Another striking key takeaway from the interviews is that each individual’s discomfort with seeing healthcare providers in general directly correlated with their confidence level rating in an app’s ability to keep their health data secure. Without a person’s trust in one, there likely will not be trust in the other. Finally, this research was limited by factors that should be considered for future research opportunities. The interviewee sample size was intentionally kept small to accommodate the constraints of time and the delicate nature of the questions pertaining to a sensitive topic. This research asked participants questions about a sensitive topic so participants may have been unconsciously reserved in their responses. The research is not generalizable to a larger population.

VI. Conclusion

This study sought to understand to what extent young Black women trust menstrual cycle tracking applications’ ability to keep their health data secure. Research revealed the trust level in these apps connects to their trust level in human healthcare providers. A health trend related to this subject is Black women dying during childbirth at a disproportionately higher rate than women of other racial backgrounds. Cautionary tales of past medical trauma done to the Black community are passed down through generations and, in turn, cause Black people today to feel anxious about situations they did not even experience firsthand. Thus, the findings from this research confirm that making the American healthcare system better for Black women at the root will trickle down to make their perceptions of other healthcare tools, such as menstrual cycle tracking applications better.

To further this study, researchers should investigate the legality of using menstrual cycle tracking data as primary evidence in court. Additionally, studying the criteria this app data has to meet to hold up in a courtroom would bring clarity to the speculations in society. Once this further research is established, it needs to be published under the jurisdiction of credible, accessible websites. This will make it possible for people to read accurate information with clear answers to their questions.

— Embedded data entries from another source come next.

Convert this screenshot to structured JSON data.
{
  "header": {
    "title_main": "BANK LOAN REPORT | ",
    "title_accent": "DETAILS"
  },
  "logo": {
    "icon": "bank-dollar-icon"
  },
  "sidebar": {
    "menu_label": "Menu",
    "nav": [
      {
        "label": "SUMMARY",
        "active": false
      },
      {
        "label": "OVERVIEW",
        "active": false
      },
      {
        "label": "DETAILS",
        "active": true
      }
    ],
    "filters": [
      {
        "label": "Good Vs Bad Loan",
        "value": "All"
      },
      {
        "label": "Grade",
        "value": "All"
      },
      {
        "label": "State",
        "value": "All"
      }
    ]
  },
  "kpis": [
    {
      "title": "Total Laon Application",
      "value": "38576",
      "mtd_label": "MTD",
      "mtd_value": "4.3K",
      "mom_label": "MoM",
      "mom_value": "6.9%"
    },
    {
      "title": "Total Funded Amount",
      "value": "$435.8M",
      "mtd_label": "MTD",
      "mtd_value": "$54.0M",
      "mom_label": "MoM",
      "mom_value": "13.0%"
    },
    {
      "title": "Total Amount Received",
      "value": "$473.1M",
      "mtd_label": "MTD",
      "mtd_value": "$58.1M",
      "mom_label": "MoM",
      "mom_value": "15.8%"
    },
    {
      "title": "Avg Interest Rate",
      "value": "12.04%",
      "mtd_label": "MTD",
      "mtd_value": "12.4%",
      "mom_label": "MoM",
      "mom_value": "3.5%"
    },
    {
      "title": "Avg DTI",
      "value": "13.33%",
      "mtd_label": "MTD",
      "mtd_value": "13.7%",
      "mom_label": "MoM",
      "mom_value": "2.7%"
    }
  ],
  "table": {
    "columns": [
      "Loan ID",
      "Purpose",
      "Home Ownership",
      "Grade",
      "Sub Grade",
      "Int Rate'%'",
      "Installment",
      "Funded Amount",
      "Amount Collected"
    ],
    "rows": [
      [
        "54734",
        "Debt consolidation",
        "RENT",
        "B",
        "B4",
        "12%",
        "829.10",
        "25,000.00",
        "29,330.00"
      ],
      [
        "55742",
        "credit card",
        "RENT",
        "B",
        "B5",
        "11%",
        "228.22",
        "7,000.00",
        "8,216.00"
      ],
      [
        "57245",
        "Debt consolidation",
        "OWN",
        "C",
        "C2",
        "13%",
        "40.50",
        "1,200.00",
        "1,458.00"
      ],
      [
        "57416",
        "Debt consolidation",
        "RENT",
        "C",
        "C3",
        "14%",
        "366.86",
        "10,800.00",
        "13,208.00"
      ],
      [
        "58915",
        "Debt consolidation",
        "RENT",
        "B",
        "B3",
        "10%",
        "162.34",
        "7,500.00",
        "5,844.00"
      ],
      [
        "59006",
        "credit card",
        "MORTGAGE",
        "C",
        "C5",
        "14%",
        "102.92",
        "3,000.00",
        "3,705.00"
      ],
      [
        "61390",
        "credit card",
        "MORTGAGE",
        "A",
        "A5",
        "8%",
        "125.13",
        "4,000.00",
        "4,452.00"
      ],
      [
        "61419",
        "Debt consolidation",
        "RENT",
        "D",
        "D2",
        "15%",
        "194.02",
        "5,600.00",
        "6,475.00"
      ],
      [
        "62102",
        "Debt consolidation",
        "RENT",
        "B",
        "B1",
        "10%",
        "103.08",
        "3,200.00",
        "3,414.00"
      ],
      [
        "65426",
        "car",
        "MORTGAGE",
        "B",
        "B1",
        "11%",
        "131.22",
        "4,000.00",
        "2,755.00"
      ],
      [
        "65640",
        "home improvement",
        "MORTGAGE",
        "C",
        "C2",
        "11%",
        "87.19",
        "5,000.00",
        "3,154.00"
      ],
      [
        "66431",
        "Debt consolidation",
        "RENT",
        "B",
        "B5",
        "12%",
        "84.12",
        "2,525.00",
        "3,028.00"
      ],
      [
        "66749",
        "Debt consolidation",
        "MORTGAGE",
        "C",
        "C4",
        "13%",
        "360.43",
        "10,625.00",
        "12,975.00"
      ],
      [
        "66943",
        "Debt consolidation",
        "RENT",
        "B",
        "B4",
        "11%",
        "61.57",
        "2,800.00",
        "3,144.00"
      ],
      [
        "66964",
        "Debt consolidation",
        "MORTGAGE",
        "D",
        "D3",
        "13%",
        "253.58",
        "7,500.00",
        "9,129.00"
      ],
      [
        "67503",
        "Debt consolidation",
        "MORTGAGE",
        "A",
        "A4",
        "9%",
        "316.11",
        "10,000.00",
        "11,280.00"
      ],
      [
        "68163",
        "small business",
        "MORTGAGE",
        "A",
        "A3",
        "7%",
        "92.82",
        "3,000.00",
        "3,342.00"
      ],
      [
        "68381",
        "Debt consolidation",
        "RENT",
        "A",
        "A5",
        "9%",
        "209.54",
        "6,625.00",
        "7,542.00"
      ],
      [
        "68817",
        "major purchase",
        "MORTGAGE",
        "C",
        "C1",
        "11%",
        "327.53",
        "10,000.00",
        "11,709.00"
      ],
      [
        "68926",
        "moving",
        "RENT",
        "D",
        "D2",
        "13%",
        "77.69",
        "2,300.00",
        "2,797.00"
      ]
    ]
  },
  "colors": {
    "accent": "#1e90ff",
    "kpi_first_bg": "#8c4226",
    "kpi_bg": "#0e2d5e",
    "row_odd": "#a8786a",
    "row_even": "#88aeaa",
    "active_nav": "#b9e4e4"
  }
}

Regarding healthcare, it is important for healthcare providers and researchers to listen to people’s concerns on a frequent basis, not just when conducting research. Feelings are not facts, but they still matter when it comes to improving the institutions people count on. Some women can choose to delete their menstrual cycle tracking application, reopen a paper calendar and be done worrying about their health data security. Black women can do the same, but they will still have to face the lingering anxiety of using the American healthcare system.

Acknowledgements

Thank you God for providing me with the strength and wisdom to complete this research. Thank you to my parents, Mark and Dynita Washington, who provide me with all the love and support I could ever ask for. And, thank you Dr. Daniel Haygood for guiding me through this process and believing in my vision for bringing this valuable subject area to life.